Single by Chris Lane

from the album Girl Problems
- Released: August 29, 2016
- Genre: Country
- Length: 3:32
- Label: Big Loud
- Songwriter(s): Kelly Archer; Sarah Buxton; Matt Dragstrem;
- Producer(s): Joey Moi

Chris Lane singles chronology
| "Fix" (2015) | "For Her" (2016) | "Take Back Home Girl" (2017) |

= For Her =

"For Her" is a song recorded by American country music singer Chris Lane for his 2015 extended play, Fix. It was released to digital retailers by Big Loud Records on August 29, 2016 as the record's second single. It is also included on his second studio album, Girl Problems (2016). The song was written by Kelly Archer, Sarah Buxton, and Matt Dragstrem and produced by Joey Moi.
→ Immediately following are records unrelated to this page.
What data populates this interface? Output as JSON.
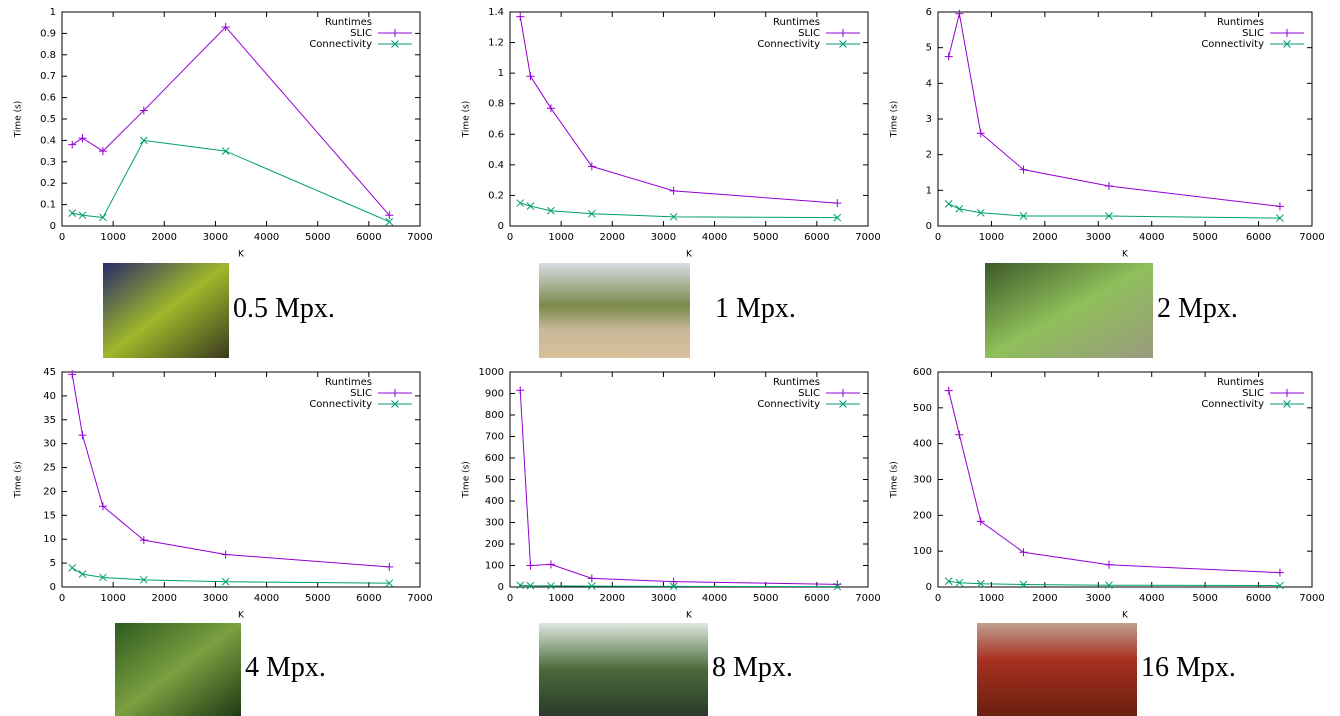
{
  "chart_data": [
    {
      "type": "line",
      "legend_title": "Runtimes",
      "xlabel": "K",
      "ylabel": "Time (s)",
      "caption": "0.5 Mpx.",
      "x": [
        200,
        400,
        800,
        1600,
        3200,
        6400
      ],
      "xlim": [
        0,
        7000
      ],
      "xticks": [
        0,
        1000,
        2000,
        3000,
        4000,
        5000,
        6000,
        7000
      ],
      "ylim": [
        0,
        1
      ],
      "yticks": [
        0,
        0.1,
        0.2,
        0.3,
        0.4,
        0.5,
        0.6,
        0.7,
        0.8,
        0.9,
        1
      ],
      "series": [
        {
          "name": "SLIC",
          "color": "#9400d3",
          "values": [
            0.38,
            0.41,
            0.35,
            0.54,
            0.93,
            0.05
          ]
        },
        {
          "name": "Connectivity",
          "color": "#009e73",
          "values": [
            0.06,
            0.05,
            0.04,
            0.4,
            0.35,
            0.02
          ]
        }
      ]
    },
    {
      "type": "line",
      "legend_title": "Runtimes",
      "xlabel": "K",
      "ylabel": "Time (s)",
      "caption": "1 Mpx.",
      "x": [
        200,
        400,
        800,
        1600,
        3200,
        6400
      ],
      "xlim": [
        0,
        7000
      ],
      "xticks": [
        0,
        1000,
        2000,
        3000,
        4000,
        5000,
        6000,
        7000
      ],
      "ylim": [
        0,
        1.4
      ],
      "yticks": [
        0,
        0.2,
        0.4,
        0.6,
        0.8,
        1,
        1.2,
        1.4
      ],
      "series": [
        {
          "name": "SLIC",
          "color": "#9400d3",
          "values": [
            1.37,
            0.98,
            0.77,
            0.39,
            0.23,
            0.15
          ]
        },
        {
          "name": "Connectivity",
          "color": "#009e73",
          "values": [
            0.15,
            0.13,
            0.1,
            0.08,
            0.06,
            0.055
          ]
        }
      ]
    },
    {
      "type": "line",
      "legend_title": "Runtimes",
      "xlabel": "K",
      "ylabel": "Time (s)",
      "caption": "2 Mpx.",
      "x": [
        200,
        400,
        800,
        1600,
        3200,
        6400
      ],
      "xlim": [
        0,
        7000
      ],
      "xticks": [
        0,
        1000,
        2000,
        3000,
        4000,
        5000,
        6000,
        7000
      ],
      "ylim": [
        0,
        6
      ],
      "yticks": [
        0,
        1,
        2,
        3,
        4,
        5,
        6
      ],
      "series": [
        {
          "name": "SLIC",
          "color": "#9400d3",
          "values": [
            4.75,
            5.95,
            2.6,
            1.58,
            1.12,
            0.55
          ]
        },
        {
          "name": "Connectivity",
          "color": "#009e73",
          "values": [
            0.62,
            0.48,
            0.37,
            0.28,
            0.28,
            0.22
          ]
        }
      ]
    },
    {
      "type": "line",
      "legend_title": "Runtimes",
      "xlabel": "K",
      "ylabel": "Time (s)",
      "caption": "4 Mpx.",
      "x": [
        200,
        400,
        800,
        1600,
        3200,
        6400
      ],
      "xlim": [
        0,
        7000
      ],
      "xticks": [
        0,
        1000,
        2000,
        3000,
        4000,
        5000,
        6000,
        7000
      ],
      "ylim": [
        0,
        45
      ],
      "yticks": [
        0,
        5,
        10,
        15,
        20,
        25,
        30,
        35,
        40,
        45
      ],
      "series": [
        {
          "name": "SLIC",
          "color": "#9400d3",
          "values": [
            44.5,
            31.8,
            16.9,
            9.8,
            6.8,
            4.2
          ]
        },
        {
          "name": "Connectivity",
          "color": "#009e73",
          "values": [
            4.0,
            2.7,
            2.0,
            1.5,
            1.1,
            0.8
          ]
        }
      ]
    },
    {
      "type": "line",
      "legend_title": "Runtimes",
      "xlabel": "K",
      "ylabel": "Time (s)",
      "caption": "8 Mpx.",
      "x": [
        200,
        400,
        800,
        1600,
        3200,
        6400
      ],
      "xlim": [
        0,
        7000
      ],
      "xticks": [
        0,
        1000,
        2000,
        3000,
        4000,
        5000,
        6000,
        7000
      ],
      "ylim": [
        0,
        1000
      ],
      "yticks": [
        0,
        100,
        200,
        300,
        400,
        500,
        600,
        700,
        800,
        900,
        1000
      ],
      "series": [
        {
          "name": "SLIC",
          "color": "#9400d3",
          "values": [
            915,
            100,
            105,
            40,
            25,
            12
          ]
        },
        {
          "name": "Connectivity",
          "color": "#009e73",
          "values": [
            8,
            6,
            5,
            4,
            3,
            2
          ]
        }
      ]
    },
    {
      "type": "line",
      "legend_title": "Runtimes",
      "xlabel": "K",
      "ylabel": "Time (s)",
      "caption": "16 Mpx.",
      "x": [
        200,
        400,
        800,
        1600,
        3200,
        6400
      ],
      "xlim": [
        0,
        7000
      ],
      "xticks": [
        0,
        1000,
        2000,
        3000,
        4000,
        5000,
        6000,
        7000
      ],
      "ylim": [
        0,
        600
      ],
      "yticks": [
        0,
        100,
        200,
        300,
        400,
        500,
        600
      ],
      "series": [
        {
          "name": "SLIC",
          "color": "#9400d3",
          "values": [
            548,
            425,
            183,
            97,
            62,
            40
          ]
        },
        {
          "name": "Connectivity",
          "color": "#009e73",
          "values": [
            16,
            12,
            9,
            7,
            5,
            4
          ]
        }
      ]
    }
  ]
}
==Commercial performance==
The song peaked at No. 17 on Billboards Hot Country Songs for chart dated August 5, 2017. It has since become Lane's second top 10 on the Country Airplay chart, and his first #1 on the Canada Country chart. It has sold 780,000 copies in the United States as of July 2018.

==Music video==
The music video was directed by TK McKamy and premiered in September 2016. It features a real-life proposal of marriage.

==Charts==
===Weekly charts===

| Chart (2016–2017) | Peak position |
|---|---|
| Canada Country (Billboard) | 1 |
| US Billboard Hot 100 | 92 |
| US Country Airplay (Billboard) | 10 |
| US Hot Country Songs (Billboard) | 17 |

===Year-end charts===

| Chart (2017) | Position |
|---|---|
| Canada Country (Billboard) | 18 |
| US Country Airplay (Billboard) | 49 |
| US Hot Country Songs (Billboard) | 30 |

==Certifications==

| Region | Certification | Certified units/sales |
| Canada (Music Canada) | Gold | 40,000^{‡} |
| United States (RIAA) | Platinum | 1,000,000^{‡} |
^{‡} Sales+streaming figures based on certification alone.